Alexander and Catherine began dancing a country-dance, and Mary Elizabeth soon joined them, once she had chosen the man she would favor. In spite of the cold glares of the London ladies, Pru saw no hint of a weapon in sight and breathed a little easier.
She should have known better, for trouble seemed to love her. John Vaughton, the Earl of Grathton, was at her side in the next moment. Where was Lady Cecelia? She looked around desperately for his fiancée, but could not find her anywhere.
He bowed quite correctly before saying, “I’ve been looking for you, Pru.”
She blinked at him, trying to smile in spite of the sinking in her heart. He had the same look on his face that she had seen years before, when she was young and fresh and full of hope. When she was still worthy of the love of a man like him.
She saw the duchess eyeing them together. Her mother’s old friend leaned over and whispered to the Lady Grathton, John’s mother, who looked over at them and forced a smile. Any sense of control Pru might have felt about the evening was slipping away. She caught sight of Robbie sauntering into the ballroom, his eye fixed on her.
“Will you dance this set with me, Pru?”
She opened her mouth to refuse, but Robbie was getting closer, and she did not want to speak to him again. She laid her hand on her old friend’s arm. “Yes.”
They joined the country-dance, and when they came together again, John Vaughton was smiling. “That was much easier than I thought it would be.”
“What was?” she asked, still distracted by the predatory gleam in Robbie’s eye. He
stared at her down the length of the room from where he leaned against a pillar, watching her every move.
“Getting you to dance with me.”
She looked up at John and found him smiling down at her. She felt a pang, just above her heart, at the memory of just how much she once had cared for him. Where had all that love gone? Perhaps it had been an illusion. Perhaps at twenty, she had simply not known what love could be.
“You are an excellent dancer, John. There are no doubt many ladies here tonight who would fall all over themselves to dance with you.”
He laughed at that. “You were never quite so forthright when you were a girl.”
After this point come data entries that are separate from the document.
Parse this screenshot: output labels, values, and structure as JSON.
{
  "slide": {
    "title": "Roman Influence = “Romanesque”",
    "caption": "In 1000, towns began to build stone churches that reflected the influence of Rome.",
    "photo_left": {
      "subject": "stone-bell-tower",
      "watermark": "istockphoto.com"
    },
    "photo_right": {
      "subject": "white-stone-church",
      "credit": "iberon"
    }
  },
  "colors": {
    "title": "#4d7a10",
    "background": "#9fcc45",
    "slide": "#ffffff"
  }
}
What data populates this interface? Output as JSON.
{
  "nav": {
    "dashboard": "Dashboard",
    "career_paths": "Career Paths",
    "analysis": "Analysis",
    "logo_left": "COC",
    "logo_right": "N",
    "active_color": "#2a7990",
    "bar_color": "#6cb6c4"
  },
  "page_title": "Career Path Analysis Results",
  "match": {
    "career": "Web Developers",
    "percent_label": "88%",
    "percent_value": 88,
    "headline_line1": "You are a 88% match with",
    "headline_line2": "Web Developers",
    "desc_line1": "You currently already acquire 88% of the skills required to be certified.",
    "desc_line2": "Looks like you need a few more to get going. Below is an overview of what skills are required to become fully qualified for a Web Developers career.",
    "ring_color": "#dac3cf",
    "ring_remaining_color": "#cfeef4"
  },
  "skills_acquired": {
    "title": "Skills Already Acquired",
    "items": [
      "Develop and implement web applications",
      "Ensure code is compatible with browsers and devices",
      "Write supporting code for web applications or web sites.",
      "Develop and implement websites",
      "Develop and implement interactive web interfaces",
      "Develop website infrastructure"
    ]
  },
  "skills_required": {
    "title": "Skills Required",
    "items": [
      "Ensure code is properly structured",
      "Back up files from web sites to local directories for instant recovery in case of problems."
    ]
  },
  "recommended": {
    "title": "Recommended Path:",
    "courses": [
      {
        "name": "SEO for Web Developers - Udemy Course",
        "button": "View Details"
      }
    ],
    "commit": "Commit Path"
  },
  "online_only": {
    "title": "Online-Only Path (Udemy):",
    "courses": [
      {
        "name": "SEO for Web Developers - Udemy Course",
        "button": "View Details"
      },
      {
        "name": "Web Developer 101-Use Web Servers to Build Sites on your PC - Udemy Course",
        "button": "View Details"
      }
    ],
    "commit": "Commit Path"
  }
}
“I’ve changed a good deal,” she said.
“In that we differ,” he answered. “For I have not.”
His hand seemed heavier on hers as they passed in the dance, and she wondered what he meant. She wished suddenly that his rude fiancée, Lady Cecelia, might show her face and interrupt their dance. But the girl was nowhere to be seen.
“I must speak with you,” John Vaughton said. “Alone.”
She opened her mouth to refuse just as the music stopped.
He stepped close to her, too close for propriety, and whispered against her ear, “It is about Albert.”
Her brother was the one thing that would draw her out, and John knew it. She narrowed her eyes at him, but placed her hand on the arm he offered her so courteously. “All right,” she said.
“Let us walk in the garden.”
“I am here with my young charge. I cannot be gone long.”
He looked at her as if trying to see behind her eyes to her thoughts. “I think the Waters family can take care of themselves for the length of an hour. This is important.”
“So you’ve said. Lead on.”
He laughed again. “You’ve become imperious since I last knew you.”
She smiled a little wryly. “Let me assure you, that is only one of my faults. I will endeavor not to reveal any more.”